Simulation and Optimisation Software Why CNC simulation is essential for meeting strict delivery targets
Blackmore Precision Engineering has invested in some of the very latest advanced manufacturing equipment to produce complex tight tolerance components within demanding timescales. Helping the company achieve its promised delivery is Vericut CNC simulation and optimisation software.
Kidlington-based Blackmore Precision Engineering supplies many motorsport teams. Their 12,000 ft2 facility is equipped with a range of 5-axis CNC machining centres. They include three Matsuura MAM 72 machines each with 32 pallet stations, four DMG Mori DMU 50s some of which feature automated pallet changing and a DMU 70 for larger parts. The immaculate machine shop has grown and developed rapidly since Brendan Blackmore started the company back in 2005.

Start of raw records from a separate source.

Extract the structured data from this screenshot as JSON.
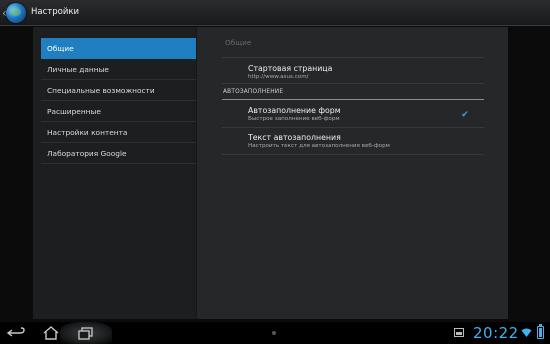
{
  "actionbar": {
    "title": "Настройки"
  },
  "headers": {
    "items": [
      {
        "label": "Общие",
        "selected": true
      },
      {
        "label": "Личные данные",
        "selected": false
      },
      {
        "label": "Специальные возможности",
        "selected": false
      },
      {
        "label": "Расширенные",
        "selected": false
      },
      {
        "label": "Настройки контента",
        "selected": false
      },
      {
        "label": "Лаборатория Google",
        "selected": false
      }
    ]
  },
  "pane": {
    "title": "Общие",
    "home_page": {
      "title": "Стартовая страница",
      "summary": "http://www.asus.com/"
    },
    "autofill_category": "АВТОЗАПОЛНЕНИЕ",
    "form_autofill": {
      "title": "Автозаполнение форм",
      "summary": "Быстрое заполнение веб-форм",
      "checked": true
    },
    "autofill_text": {
      "title": "Текст автозаполнения",
      "summary": "Настроить текст для автозаполнения веб-форм"
    }
  },
  "statusbar": {
    "time": "20:22"
  },
  "colors": {
    "accent": "#1f7fc1",
    "clock": "#3fb3ef"
  }
}
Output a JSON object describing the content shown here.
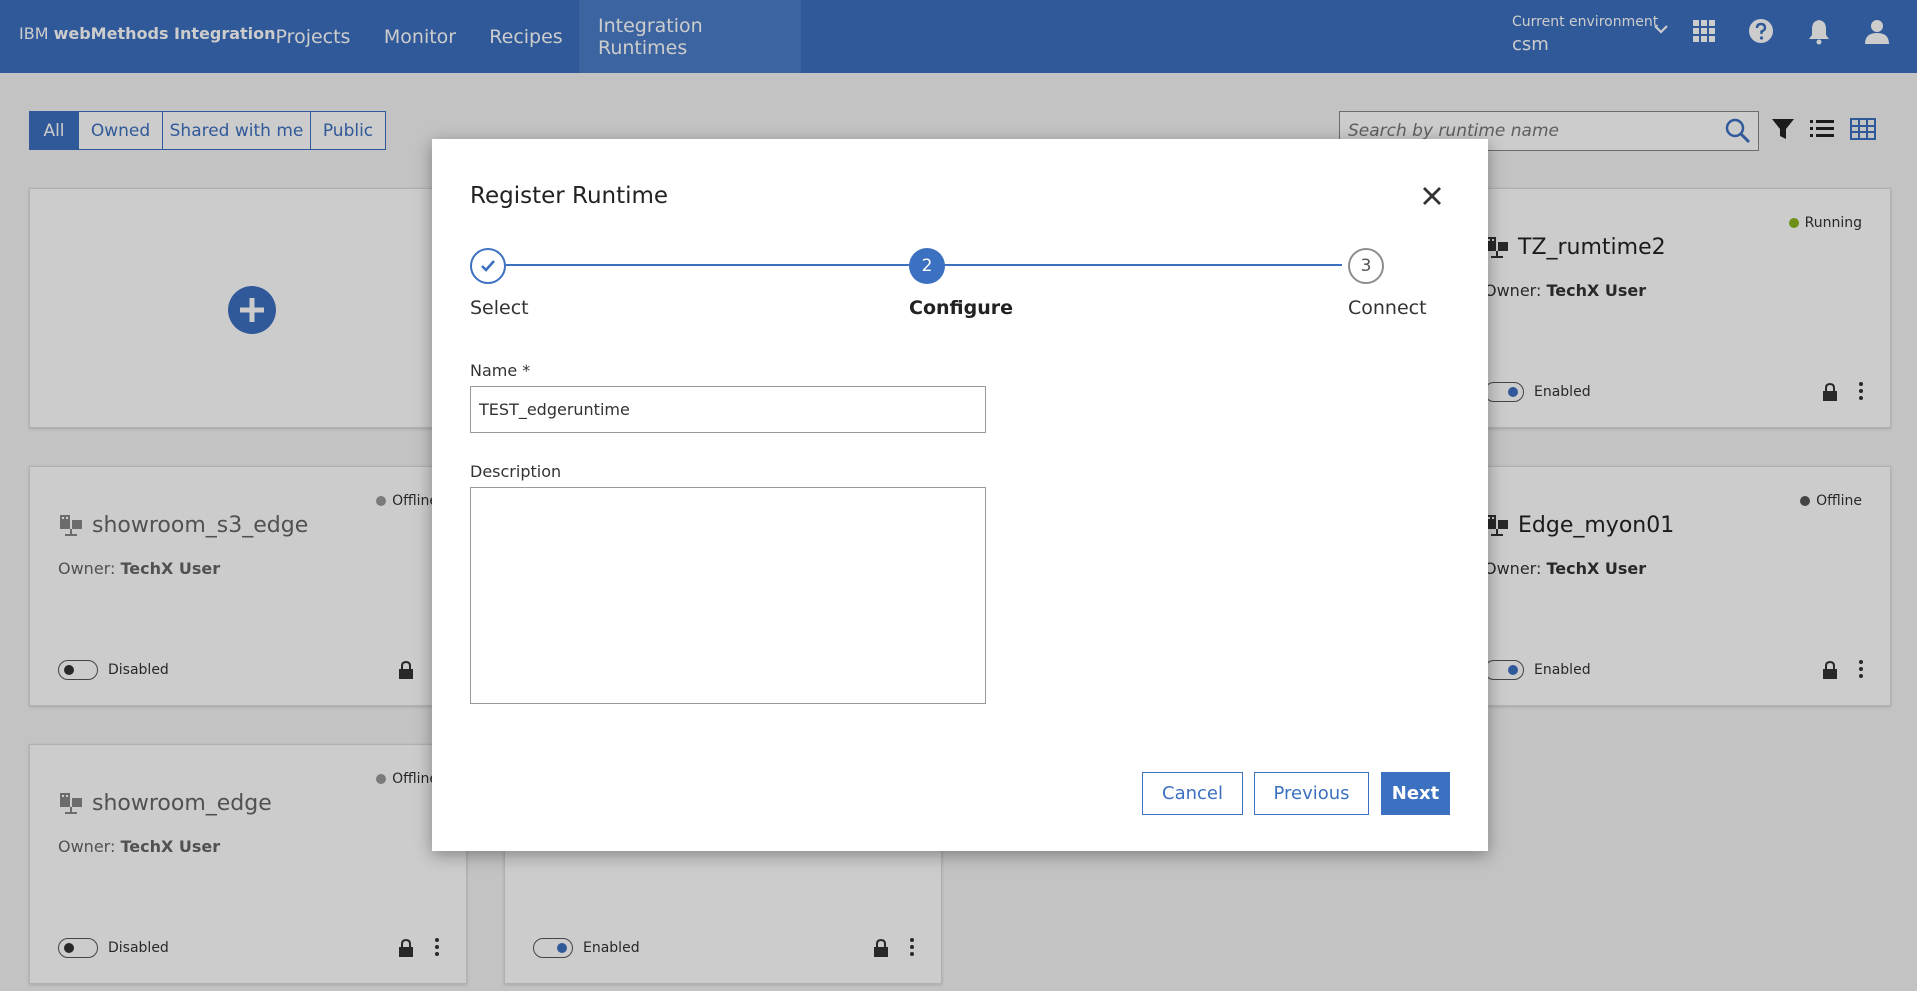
{
  "header": {
    "brand_prefix": "IBM",
    "brand_name": "webMethods Integration",
    "nav": [
      {
        "label": "Projects"
      },
      {
        "label": "Monitor"
      },
      {
        "label": "Recipes"
      },
      {
        "label": "Integration Runtimes"
      }
    ],
    "env_label": "Current environment",
    "env_value": "csm",
    "icons": [
      "app-switcher-icon",
      "help-icon",
      "notification-icon",
      "user-icon"
    ]
  },
  "filters": {
    "segments": [
      "All",
      "Owned",
      "Shared with me",
      "Public"
    ],
    "active": "All",
    "search_placeholder": "Search by runtime name"
  },
  "cards": [
    {
      "name": "TZ_rumtime2",
      "status": "Running",
      "owner_label": "Owner:",
      "owner": "TechX User",
      "toggle": "Enabled"
    },
    {
      "name": "showroom_s3_edge",
      "status": "Offline",
      "owner_label": "Owner:",
      "owner": "TechX User",
      "toggle": "Disabled"
    },
    {
      "name": "Edge_myon01",
      "status": "Offline",
      "owner_label": "Owner:",
      "owner": "TechX User",
      "toggle": "Enabled"
    },
    {
      "name": "showroom_edge",
      "status": "Offline",
      "owner_label": "Owner:",
      "owner": "TechX User",
      "toggle": "Disabled"
    },
    {
      "name": "",
      "status": "",
      "owner_label": "",
      "owner": "",
      "toggle": "Enabled"
    }
  ],
  "colors": {
    "accent": "#3c70c0",
    "running": "#8ab51d",
    "offline": "#999999"
  },
  "modal": {
    "title": "Register Runtime",
    "steps": [
      {
        "label": "Select",
        "number": "1",
        "state": "done"
      },
      {
        "label": "Configure",
        "number": "2",
        "state": "current"
      },
      {
        "label": "Connect",
        "number": "3",
        "state": "todo"
      }
    ],
    "name_label": "Name *",
    "name_value": "TEST_edgeruntime",
    "description_label": "Description",
    "description_value": "",
    "buttons": {
      "cancel": "Cancel",
      "previous": "Previous",
      "next": "Next"
    }
  }
}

“Back then,” recalls Company Director, Jeremy Gray, “Brendan was based in a small unit where he used a machining centre and CAD/CAM software to successfully produce parts on a quick turnaround for Formula 1 teams and other motorsports customers. Due to high demand, additional staff and machine tools followed with a move to a larger unit before the relocation to our existing site in 2010.”
Bringing his general management experience to the company Jeremy joined Brendan, who still owns the business, in 2008. “Initially it was all about turning parts around very quickly, we were accustomed to having drawings sent to us on a Friday and having to supply parts on the Monday. We still do this today, but in addition we go through the rigorous inspection criteria that is required in every industry sector,” explains Gray.
Since the business made the decision to invest in Vericut simulation and optimisation software from CG Tech in early 2021, it has further improved the efficient turnaround of customer parts.
We had looked at Vericut in the past, however when two new team members joined us, both of whom had prior experience with Vericut we were persuaded that was the way forward.
Lead CNC Programmer, Jan Plovucha, was a catalyst for the application of Vericut at Blackmore Precision Engineering. For CAD/CAM the company uses Open Mind’s Hyper MILL software which has a direct interface with Vericut to import all of the necessary detail including the Lang high pressure clamping system and zero point plates used across the shopfloor. The goal is to ‘hit’ the component in one using the experience of the programmers to achieve this.
He says: “We can rely on Vericut so our prove out time has dropped dramatically. This is vital as we are running small batches of components with complex geometries, and we do not keep parts on file. Each job is treated as a new job, so every part gets the Vericut treatment each time because it may not be run on the same machine or by the same machinist.”
In fact, Vericut substantiated its value on the very first week the software was in use as one job planned for a DMU 50 machine was highlighted by Vericut as exceeding the limits of the machine tool. “Previously, the machine would have been set up with the tools and run until it encountered this issue. Then it would need to be broken down and reset on a different machine, losing time and possibly accuracy as we try to match the datum points,” Plovucha points out.
He continues: “We use the Autodiff module to check the parts for excess stock material and to eliminate gouging where the CAM program may want to go through the part stock material. Vericut is so good we don’t think about some of these problems anymore, and the technical support and training provided has been first class.”
At around 25 percent of the company’s annual turnover motorsport is still an important market sector, but the business has broadened its customer base and diversified over the years. Many businesses supplying the various Formula 1 teams in the UK and beyond understand the cyclic nature of the industry, which has fantastic opportunities during the “car build” that lasts for about five or six months. However, for the company to remain busy throughout the year requires demand from other industries.
Gray states: “We targeted work that matched our capabilities, and we now supply Rolls-Royce Aerospace, Jaguar, Bentley and many Tier 1 automotive companies. We also do a lot of scientific and instrumentation work, based here in Oxfordshire there are many start-up companies that come out of the University.”
Metallic materials cut include aluminium, titanium and Inconel as well as mild and stainless steels, while engineering and glass filled plastics are also precision machined. Cycle times vary between 30 minutes for a simpler aluminium part to around 30 hours for a complex casing cut from titanium.
Volumes are never excessive although the automotive batches at up to 100 parts are much higher that those demanded by the motorsport’s customers. “We may have suspension parts for Jaguar and they could be batches of around 70, but they also do a lot of special builds and vintage cars and that can be as low as batches of ten or so. The work is certainly very interesting, and the rising demand of EV will bring lots of challenges but it is a big market going forward with lots of opportunities,” Jeremy says.
He concludes: “We are hungry to get bigger and carry on varying the customer base to a level that we can still handle and give the service that people require. To do this we try to organise things really well, so everything is always available, like the consignment tools we hold here in a vending system. If you only have a few days to complete an order you don’t want to spend an hour looking for a tool, so that is all part of what we do here. Vericut has been an important link to allow us to deliver quickly when required, and always reliably. The software certainly has added benefits that we didn’t consider beforehand.”